Traders often look to the profit/loss ratio – that is, the proportion of the size of winning trades to losers – as a sign of success and profitability.

A profit/loss ratio in excess of 2:1 is often sought-after, but this simple metric can be a bit misleading since some trades are inherently riskier than others.

A profit/loss ratio refers to the size of the average profit compared to the size of the average loss per trade. The average gain versus the standard loss per trade also tells you ways well you’re managing and shutting out your positions.
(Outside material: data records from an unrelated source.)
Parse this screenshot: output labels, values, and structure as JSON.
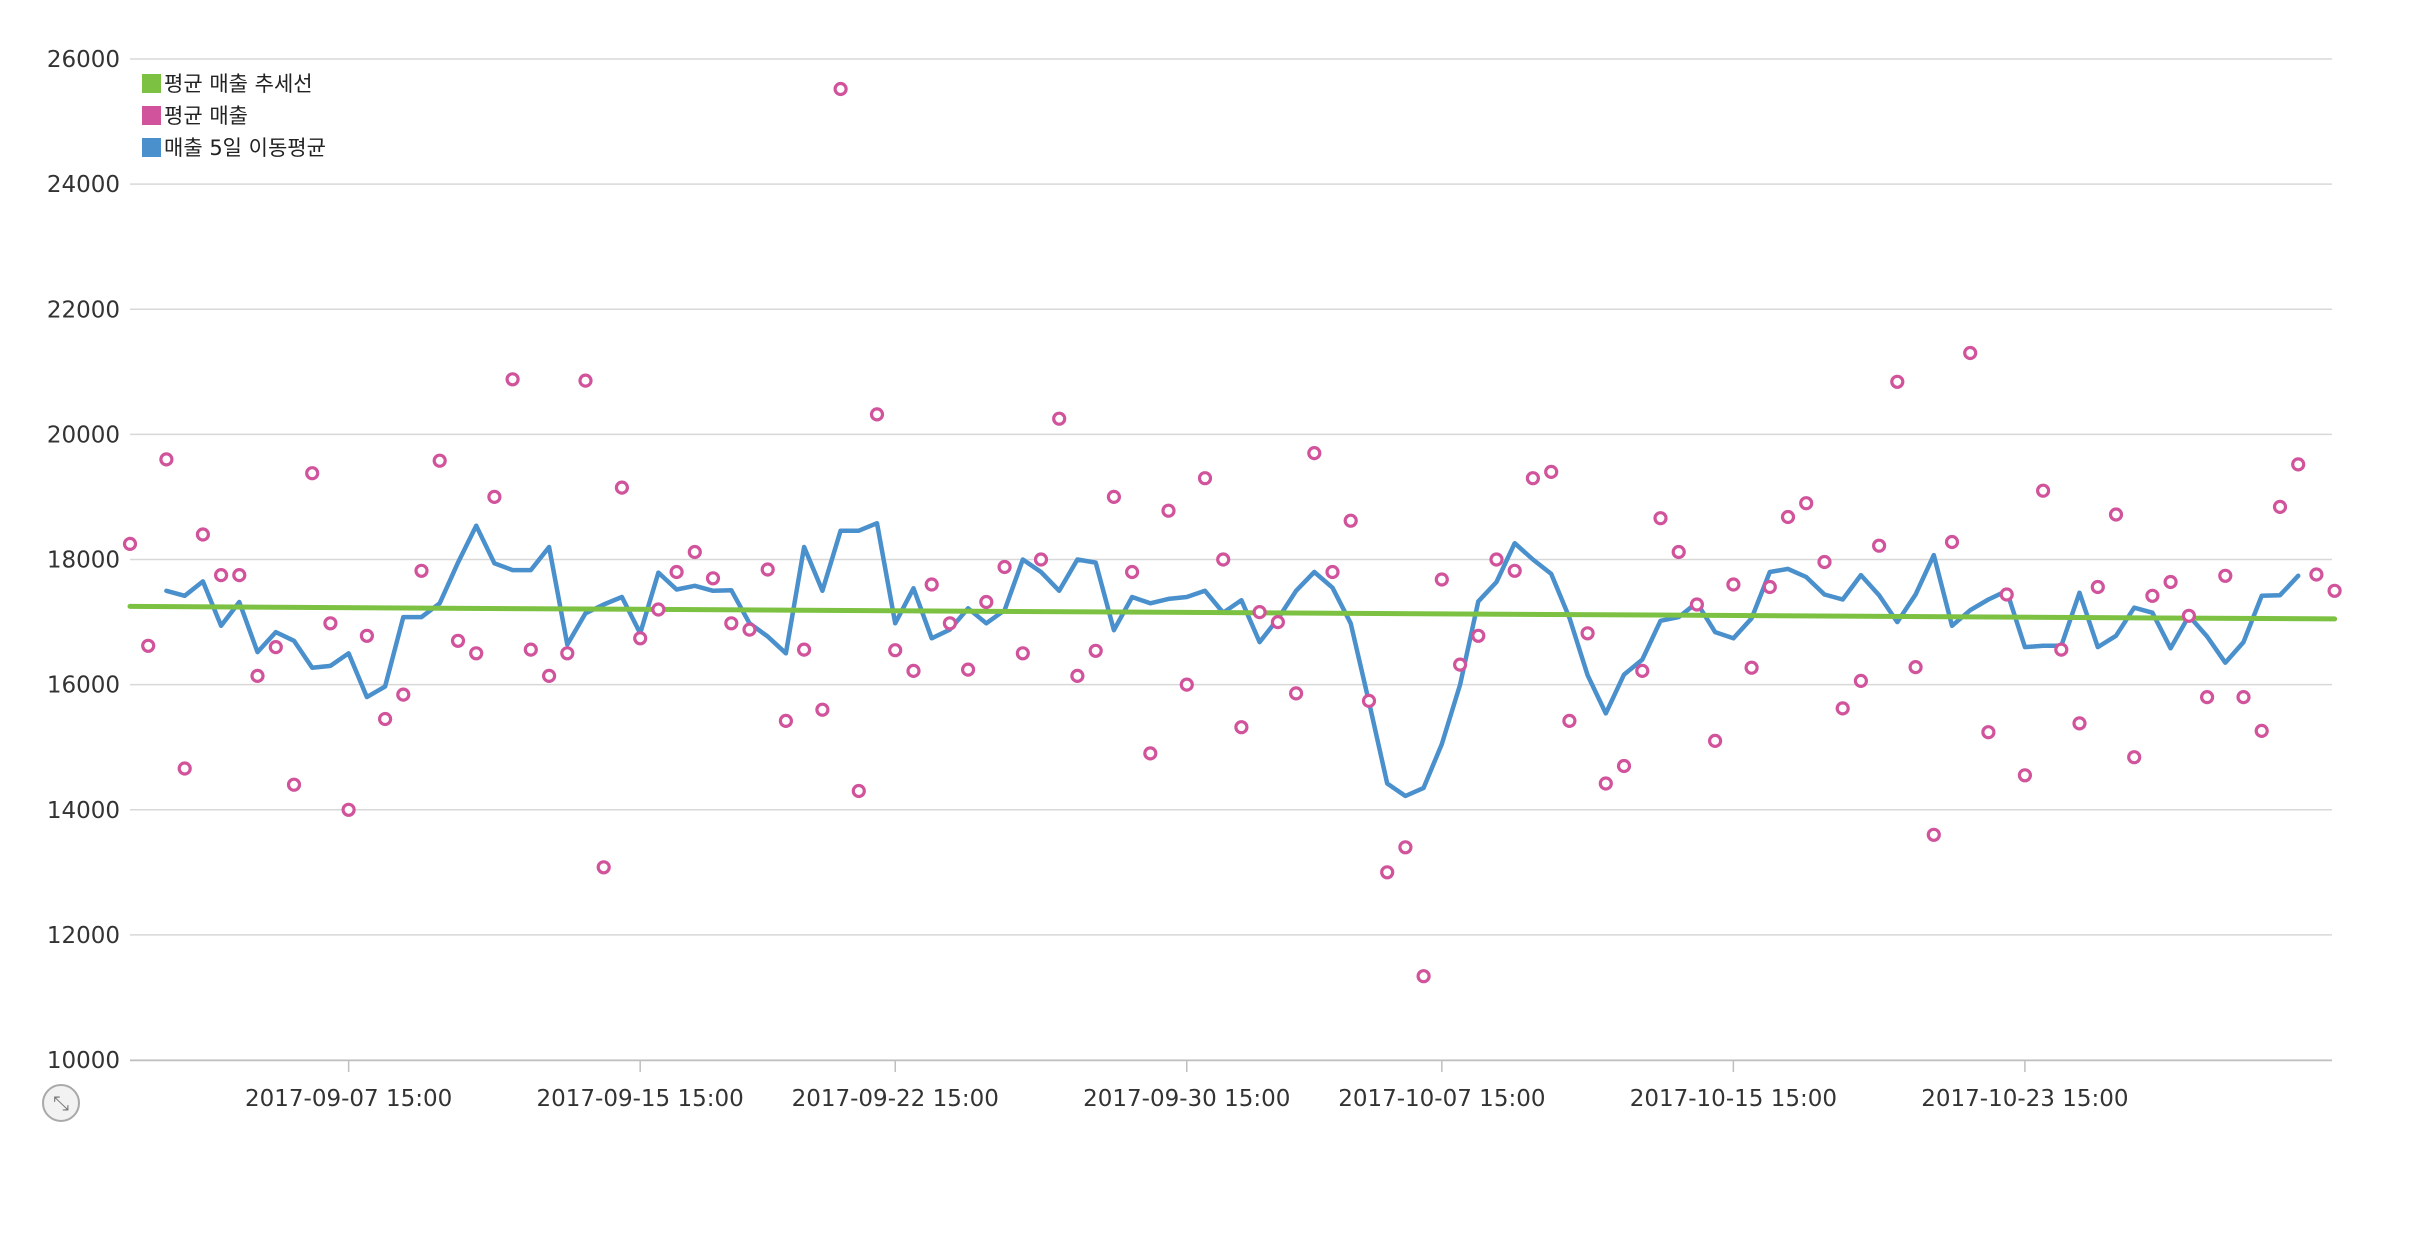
{
  "chart_data": {
    "type": "line",
    "title": "",
    "xlabel": "",
    "ylabel": "",
    "ylim": [
      10000,
      26000
    ],
    "yticks": [
      10000,
      12000,
      14000,
      16000,
      18000,
      20000,
      22000,
      24000,
      26000
    ],
    "xticks": [
      "2017-09-07 15:00",
      "2017-09-15 15:00",
      "2017-09-22 15:00",
      "2017-09-30 15:00",
      "2017-10-07 15:00",
      "2017-10-15 15:00",
      "2017-10-23 15:00"
    ],
    "x_start": "2017-09-01",
    "grid": "horizontal",
    "legend_position": "top-left",
    "series": [
      {
        "name": "평균 매출 추세선",
        "kind": "line",
        "color": "#7cc142",
        "values": [
          17250,
          17050
        ]
      },
      {
        "name": "평균 매출",
        "kind": "scatter",
        "color": "#d1539b",
        "values": [
          18250,
          16620,
          19600,
          14660,
          18400,
          17750,
          17750,
          16140,
          16600,
          14400,
          19380,
          16980,
          14000,
          16780,
          15450,
          15840,
          17820,
          19580,
          16700,
          16500,
          19000,
          20880,
          16560,
          16140,
          16500,
          20860,
          13080,
          19150,
          16740,
          17200,
          17800,
          18120,
          17700,
          16980,
          16880,
          17840,
          15420,
          16560,
          15600,
          25520,
          14300,
          20320,
          16550,
          16220,
          17600,
          16980,
          16240,
          17320,
          17880,
          16500,
          18000,
          20250,
          16140,
          16540,
          19000,
          17800,
          14900,
          18780,
          16000,
          19300,
          18000,
          15320,
          17160,
          17000,
          15860,
          19700,
          17800,
          18620,
          15740,
          13000,
          13400,
          11340,
          17680,
          16320,
          16780,
          18000,
          17820,
          19300,
          19400,
          15420,
          16820,
          14420,
          14700,
          16220,
          18660,
          18120,
          17280,
          15100,
          17600,
          16270,
          17560,
          18680,
          18900,
          17960,
          15620,
          16060,
          18220,
          20840,
          16280,
          13600,
          18280,
          21300,
          15240,
          17440,
          14550,
          19100,
          16560,
          15380,
          17560,
          18720,
          14840,
          17420,
          17640,
          17100,
          15800,
          17740,
          15800,
          15260,
          18840,
          19520,
          17760,
          17500
        ]
      },
      {
        "name": "매출 5일 이동평균",
        "kind": "line",
        "color": "#4a90cc",
        "x_offset": 2,
        "values": [
          17500,
          17420,
          17650,
          16940,
          17320,
          16520,
          16840,
          16700,
          16270,
          16300,
          16500,
          15800,
          15970,
          17080,
          17080,
          17300,
          17950,
          18540,
          17940,
          17830,
          17830,
          18200,
          16640,
          17140,
          17280,
          17400,
          16820,
          17790,
          17520,
          17580,
          17500,
          17510,
          16980,
          16770,
          16500,
          18200,
          17500,
          18460,
          18460,
          18580,
          16980,
          17540,
          16740,
          16880,
          17220,
          16980,
          17190,
          18000,
          17800,
          17500,
          18000,
          17950,
          16870,
          17400,
          17300,
          17370,
          17400,
          17500,
          17150,
          17350,
          16680,
          17050,
          17500,
          17800,
          17550,
          16980,
          15720,
          14420,
          14220,
          14350,
          15050,
          16000,
          17330,
          17640,
          18260,
          18000,
          17770,
          17070,
          16150,
          15540,
          16160,
          16400,
          17020,
          17080,
          17310,
          16840,
          16740,
          17060,
          17800,
          17850,
          17720,
          17440,
          17360,
          17750,
          17430,
          17000,
          17440,
          18070,
          16940,
          17190,
          17360,
          17500,
          16600,
          16620,
          16620,
          17470,
          16600,
          16780,
          17230,
          17150,
          16580,
          17100,
          16770,
          16350,
          16680,
          17420,
          17430,
          17740
        ]
      }
    ]
  },
  "legend": {
    "items": [
      {
        "label": "평균 매출 추세선",
        "color": "#7cc142"
      },
      {
        "label": "평균 매출",
        "color": "#d1539b"
      },
      {
        "label": "매출 5일 이동평균",
        "color": "#4a90cc"
      }
    ]
  },
  "zoom_reset": {
    "icon": "collapse-arrows-icon",
    "glyph": "⤡"
  }
}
Average profitability per trade (APPT) basically refers to the average amount you can expect to win or lose per trade. Most people are so focused on either balancing their profit/loss ratios or on the accuracy of their trading approach that they’re unaware that a much bigger picture exists: Your trading performance depends largely on your APPT.
This is the formula for average profitability per trade:

APPT = (PW×AW) − (PL×AL)

where:
PW = Probability of win
AW = Average win
PL = Probability of loss
AL = Average loss

Expectancy refers to the average dollar amount you expect to realize or lose per trade supported previous performance.
It combines your percentage of profitable trades and average gain per trade together with your percentage of losing trades and average loss per trade:

Expectancy= (% winning trades * Average gain) – (% losing trades * Average loss)

Armed with this data, one can study a series of losing trades and identify the factors that led to the trades going wrong. One can then change these factors in subsequent trades and monitor improvement. The key is to require an upbeat psychological approach. Rather than mulling over one’s failure, it is more useful to look at past failure as a chance to grow and improve. Viewing a loss as a growing experience changes your perspective immediately.